I am down because I have recently done a deal where I have done all I can, advised, guided, fought, argued and shouted, drafted, redrafted, suggested, soothed and persuaded so that the deal was done. My clients are happy with me, and more surprisingly, have told me so. It just turns out that there were times in the deal when I wasn’t told the truth, was lied to, misled, misrepresented and – and this is probably the real problem – disrespected, or just not taken seriously by the other side. I cannot explain any more, nor do I really want to, but even though everything worked out well eventually I am left feeling, well, dirty. Even betrayed.

 

Why do I feel this way? I have been a shipbroker for twenty-eight years, surely I can get over the fact that there are times when you just have to hold your nose and hope for the best?

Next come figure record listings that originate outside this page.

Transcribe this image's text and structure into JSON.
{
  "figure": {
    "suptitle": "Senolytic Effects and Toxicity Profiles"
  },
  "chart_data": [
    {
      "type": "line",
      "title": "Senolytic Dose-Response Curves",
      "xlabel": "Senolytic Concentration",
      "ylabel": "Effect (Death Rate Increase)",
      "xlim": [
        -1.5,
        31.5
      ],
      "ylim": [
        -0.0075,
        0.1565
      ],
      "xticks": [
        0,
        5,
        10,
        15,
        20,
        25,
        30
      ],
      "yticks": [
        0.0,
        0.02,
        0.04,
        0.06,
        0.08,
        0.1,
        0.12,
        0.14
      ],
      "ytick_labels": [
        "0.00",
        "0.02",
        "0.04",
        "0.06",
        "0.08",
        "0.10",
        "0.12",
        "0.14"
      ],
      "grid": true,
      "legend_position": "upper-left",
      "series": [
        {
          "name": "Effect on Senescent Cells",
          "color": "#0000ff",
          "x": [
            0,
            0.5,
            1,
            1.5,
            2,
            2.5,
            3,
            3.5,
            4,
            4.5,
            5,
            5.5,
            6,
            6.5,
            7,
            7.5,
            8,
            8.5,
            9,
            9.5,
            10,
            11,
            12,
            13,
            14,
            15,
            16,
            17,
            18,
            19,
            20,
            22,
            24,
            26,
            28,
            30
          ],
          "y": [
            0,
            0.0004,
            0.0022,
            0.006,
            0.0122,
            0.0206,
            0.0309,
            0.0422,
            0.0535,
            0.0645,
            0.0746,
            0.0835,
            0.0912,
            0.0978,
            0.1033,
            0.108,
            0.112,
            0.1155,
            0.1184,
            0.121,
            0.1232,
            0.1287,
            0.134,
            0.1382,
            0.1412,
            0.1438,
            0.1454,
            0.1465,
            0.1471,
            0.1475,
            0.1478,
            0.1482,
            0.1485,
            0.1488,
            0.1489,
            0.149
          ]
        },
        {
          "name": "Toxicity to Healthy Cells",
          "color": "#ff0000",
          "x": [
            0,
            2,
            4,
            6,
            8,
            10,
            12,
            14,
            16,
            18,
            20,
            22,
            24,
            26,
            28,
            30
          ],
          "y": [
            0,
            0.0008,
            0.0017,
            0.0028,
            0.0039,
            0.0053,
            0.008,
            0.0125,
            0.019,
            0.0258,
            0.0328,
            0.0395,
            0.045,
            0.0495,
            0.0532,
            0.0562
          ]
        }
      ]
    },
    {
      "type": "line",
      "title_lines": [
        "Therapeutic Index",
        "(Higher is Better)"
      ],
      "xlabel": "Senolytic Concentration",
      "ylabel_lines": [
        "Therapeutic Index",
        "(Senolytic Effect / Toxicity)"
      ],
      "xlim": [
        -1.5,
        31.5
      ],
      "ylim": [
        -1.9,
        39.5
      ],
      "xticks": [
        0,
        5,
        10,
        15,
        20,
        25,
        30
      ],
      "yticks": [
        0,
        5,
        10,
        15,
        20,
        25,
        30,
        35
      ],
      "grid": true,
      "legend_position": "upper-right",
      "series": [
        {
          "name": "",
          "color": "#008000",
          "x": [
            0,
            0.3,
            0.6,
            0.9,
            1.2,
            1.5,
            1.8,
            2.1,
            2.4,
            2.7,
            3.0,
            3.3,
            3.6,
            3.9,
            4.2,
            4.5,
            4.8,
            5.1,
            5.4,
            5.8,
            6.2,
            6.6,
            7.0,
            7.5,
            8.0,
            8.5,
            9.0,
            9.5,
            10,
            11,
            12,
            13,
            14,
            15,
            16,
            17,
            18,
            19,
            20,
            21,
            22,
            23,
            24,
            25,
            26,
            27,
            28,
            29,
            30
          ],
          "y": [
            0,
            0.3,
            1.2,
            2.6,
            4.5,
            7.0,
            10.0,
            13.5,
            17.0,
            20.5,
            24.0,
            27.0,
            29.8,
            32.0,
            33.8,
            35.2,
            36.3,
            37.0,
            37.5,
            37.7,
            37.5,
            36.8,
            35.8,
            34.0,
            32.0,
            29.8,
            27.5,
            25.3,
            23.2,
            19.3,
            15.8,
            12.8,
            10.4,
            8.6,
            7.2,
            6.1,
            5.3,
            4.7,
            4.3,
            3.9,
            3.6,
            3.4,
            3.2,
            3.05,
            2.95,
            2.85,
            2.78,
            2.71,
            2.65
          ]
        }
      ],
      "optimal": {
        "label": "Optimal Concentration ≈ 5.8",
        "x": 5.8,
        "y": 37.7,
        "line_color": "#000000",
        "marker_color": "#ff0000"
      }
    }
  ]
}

Well it seems not, and I suspect a large part of it boils down to the fact that brokers, however they behave, can only act on the instructions and authority of their clients. I can advise, suggest or recommend a course of action, or a choice of ship, or a choice of a potential buyer to a client, but they are the ones that decide and act, whether or not they take my opinions into account, and authorise me and empower me to act on their behalf. So when my clients are lied to, misled, misrepresented and disrespected, I take it personally. And – I have to admit – I don’t like the feeling.

 

What is the solution? I don’t think there is one. Because in writing this, I have come to the conclusion that it is a good thing that I feel bad. I feel bad because something I do not like has happened, both to me and my clients, and me feeling bad means I am still a human being, I am still me, and at the same time I am still a shipbroker. I have chosen this life, and I continue to live it. If I felt happy, or just didn’t care, then that would mean that something else had taken over, something that threatens the soul. I can be happy that at least the nagging voice will not keep me awake tonight. Being human, being a shipbroker, is about dealing with other human beings, and other shipbrokers. Shipping is all about relationships, and the thing about any relationship is that it’s not just about you, it’s about all the things that make up the human experience, for good or bad. That, for me, for now, is consolation enough.